[tor-talk] AORTA - others tried it?

grarpamp grarpamp at gmail.com
Fri Feb 2 02:59:24 UTC 2018


On Thu, Feb 1, 2018 at 7:20 PM,  <alen.alen at powdermail.com> wrote:
> https://hoevenstein.nl/aorta-a-transparent-tor-proxy-for-linux-programs

> How does it work?

The underlying tech is kernel facilities and filters like pf / ipfw / nftables.

For Linux see...
https://wikipedia.org/wiki/Cgroups
https://www.spinics.net/lists/netdev/msg264727.html

> **Did anyone else check out AORTA or review its code?

One way for non coders to review it is to observe if the rulesets
it creates meets comprehensive expectations and makes sense.

You'd need to read the manpages for the filter in question.

> Why is it supposed to work under more situations?

Kernel packet filters have rule over userland software / libraries / users.

Example:
If you compile tor or telnet statically, you can't torsocks them,
but you can aorta them.

Aorta won't work unless you're running a supported Linux kernel.

Torsocks is more platform independant so it works on BSD's.

Or users can write similar packet rules on their BSD boxes
to effectively do what aorta does on Linux.

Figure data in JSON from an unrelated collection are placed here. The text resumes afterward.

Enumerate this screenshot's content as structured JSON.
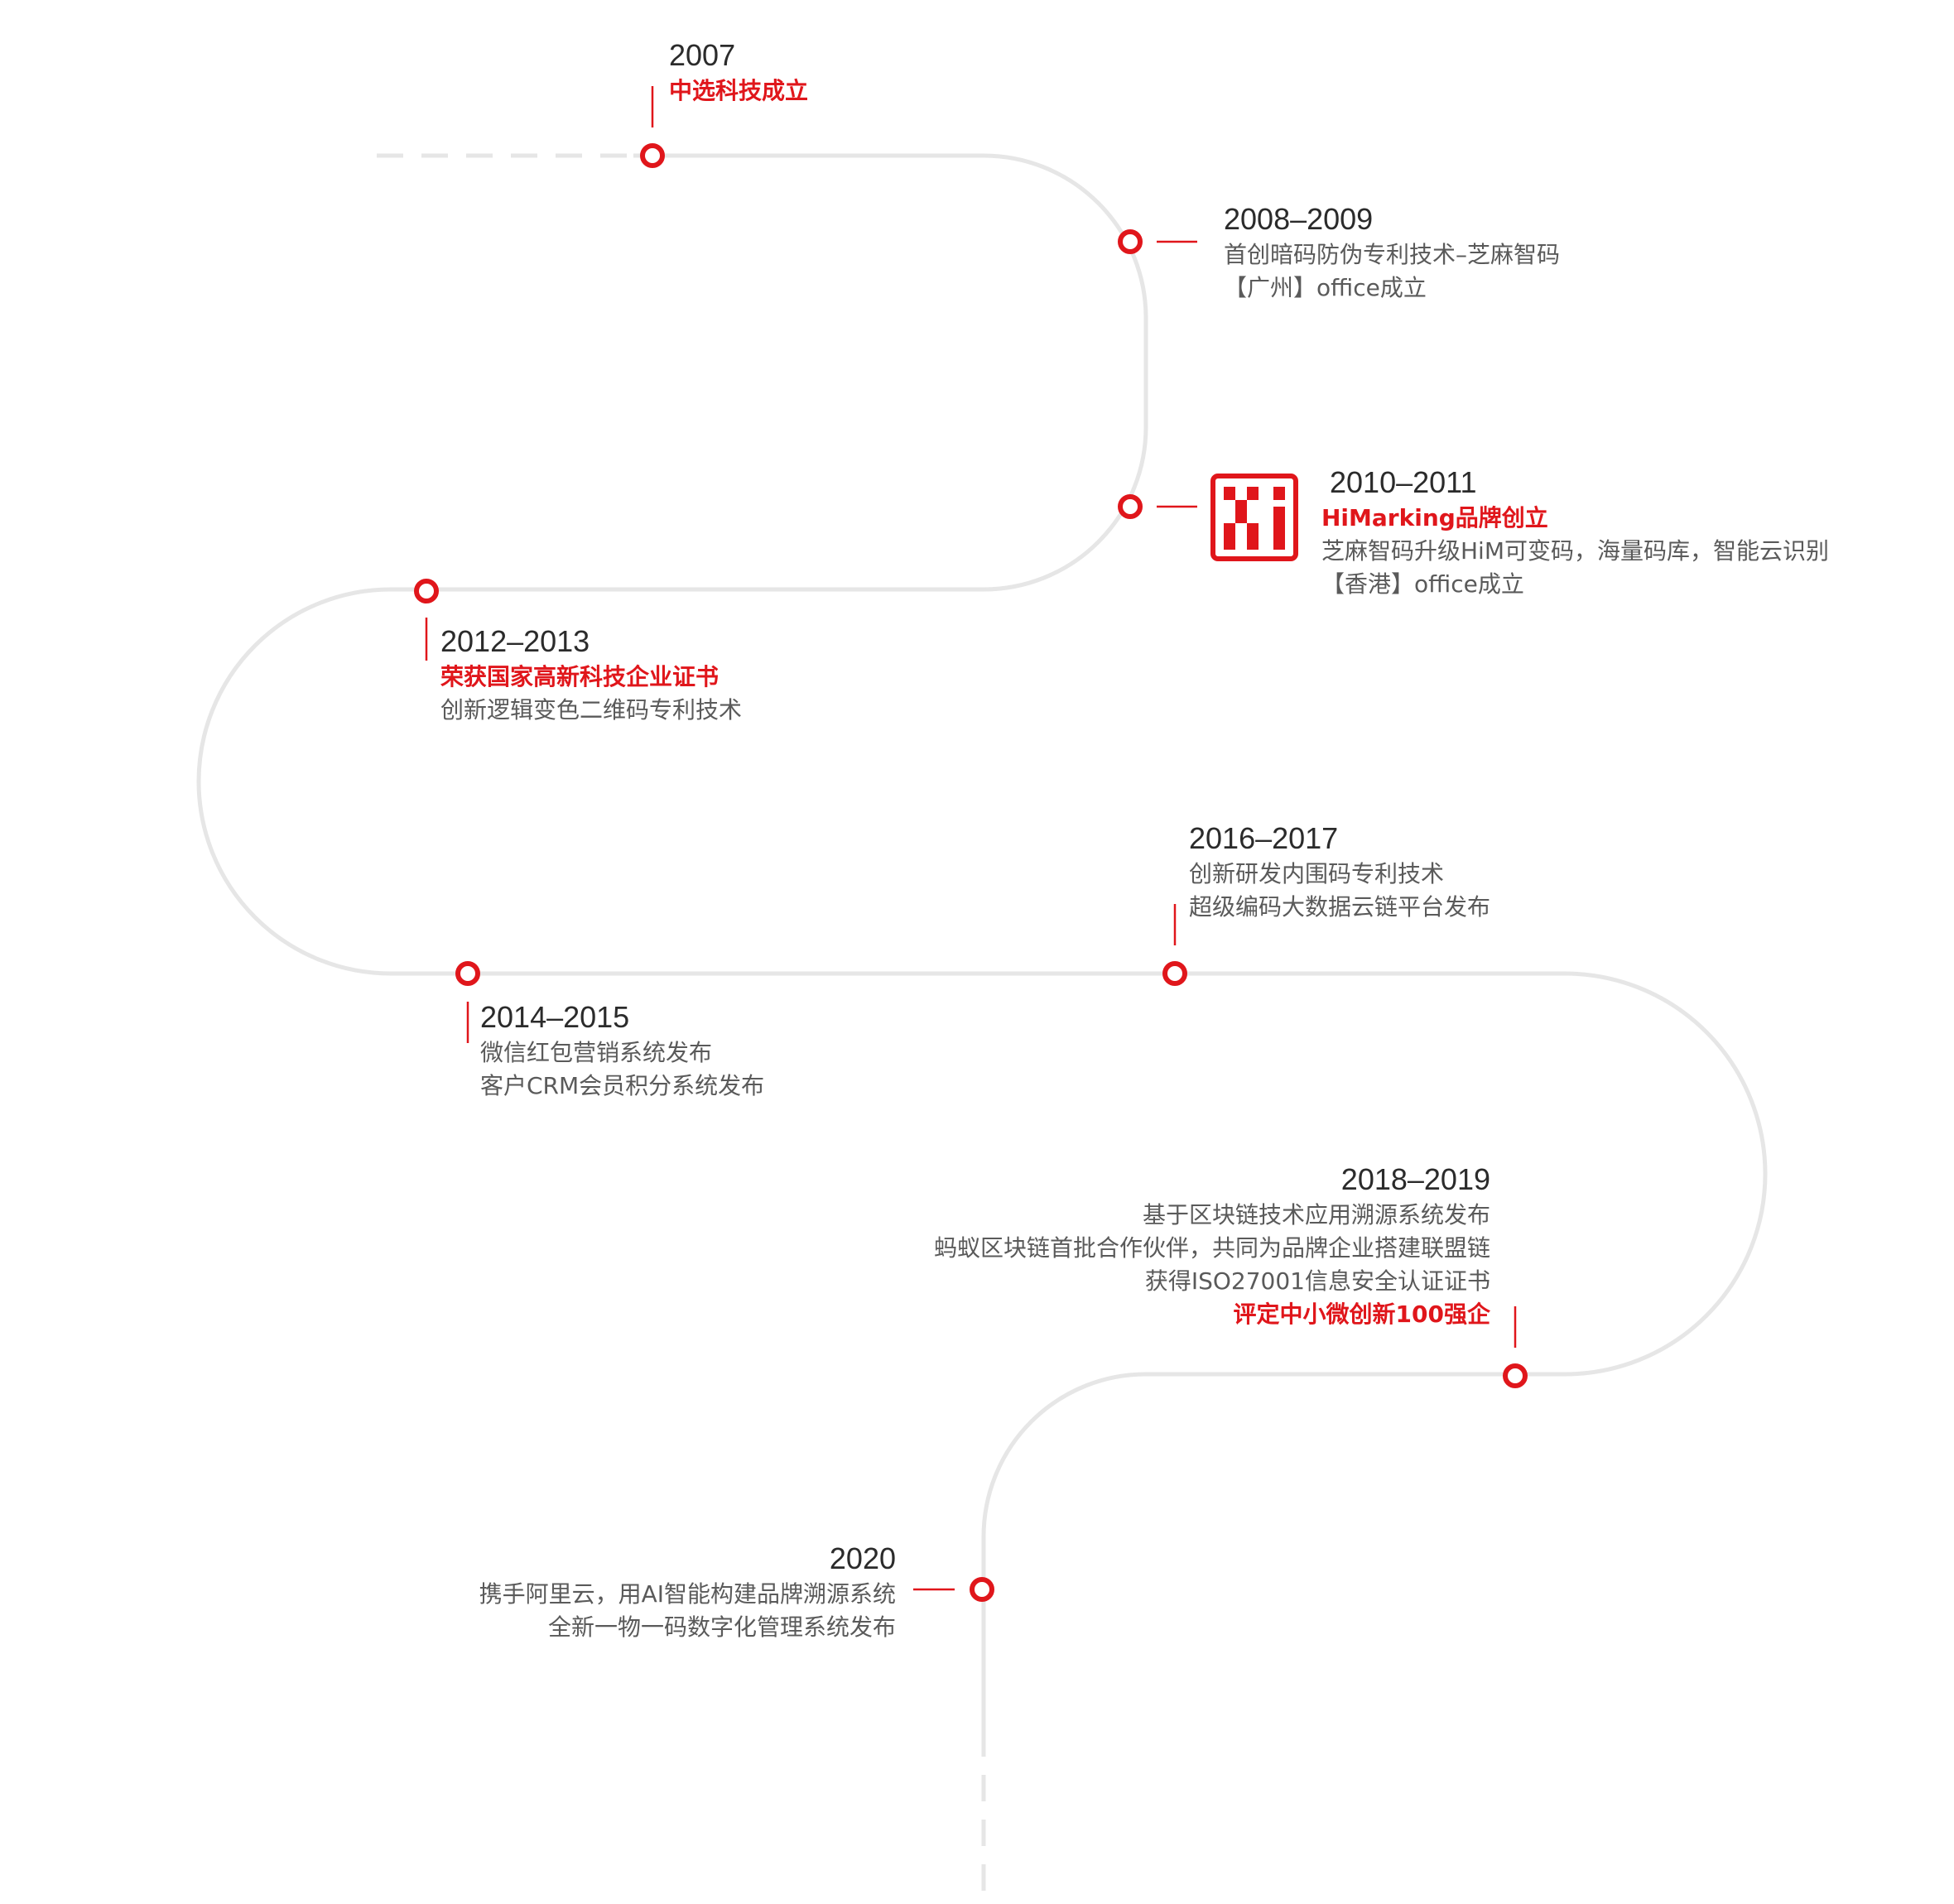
{
  "colors": {
    "accent": "#e0161b",
    "path": "#e6e6e6",
    "text": "#2b2b2b",
    "muted": "#5a5a5a"
  },
  "logo": {
    "icon": "himarking-logo-icon"
  },
  "milestones": [
    {
      "year": "2007",
      "lines": [
        {
          "text": "中选科技成立",
          "highlight": true
        }
      ]
    },
    {
      "year": "2008–2009",
      "lines": [
        {
          "text": "首创暗码防伪专利技术–芝麻智码",
          "highlight": false
        },
        {
          "text": "【广州】office成立",
          "highlight": false
        }
      ]
    },
    {
      "year": "2010–2011",
      "lines": [
        {
          "text": "HiMarking品牌创立",
          "highlight": true
        },
        {
          "text": "芝麻智码升级HiM可变码，海量码库，智能云识别",
          "highlight": false
        },
        {
          "text": "【香港】office成立",
          "highlight": false
        }
      ]
    },
    {
      "year": "2012–2013",
      "lines": [
        {
          "text": "荣获国家高新科技企业证书",
          "highlight": true
        },
        {
          "text": "创新逻辑变色二维码专利技术",
          "highlight": false
        }
      ]
    },
    {
      "year": "2014–2015",
      "lines": [
        {
          "text": "微信红包营销系统发布",
          "highlight": false
        },
        {
          "text": "客户CRM会员积分系统发布",
          "highlight": false
        }
      ]
    },
    {
      "year": "2016–2017",
      "lines": [
        {
          "text": "创新研发内围码专利技术",
          "highlight": false
        },
        {
          "text": "超级编码大数据云链平台发布",
          "highlight": false
        }
      ]
    },
    {
      "year": "2018–2019",
      "lines": [
        {
          "text": "基于区块链技术应用溯源系统发布",
          "highlight": false
        },
        {
          "text": "蚂蚁区块链首批合作伙伴，共同为品牌企业搭建联盟链",
          "highlight": false
        },
        {
          "text": "获得ISO27001信息安全认证证书",
          "highlight": false
        },
        {
          "text": "评定中小微创新100强企",
          "highlight": true
        }
      ]
    },
    {
      "year": "2020",
      "lines": [
        {
          "text": "携手阿里云，用AI智能构建品牌溯源系统",
          "highlight": false
        },
        {
          "text": "全新一物一码数字化管理系统发布",
          "highlight": false
        }
      ]
    }
  ]
}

Whonix and various VM solutions do similar things.

> Also wonder, what exactly the software does when testing if "Tor handles all
> Internet traffic"?

Tries to resolve and connect to an onion, prints results, exit on fail.

> What are the consequences of using -c to disable the test?

Runs your app without such test first.

Something like that, read the above aorta link and aorta.c for specifics.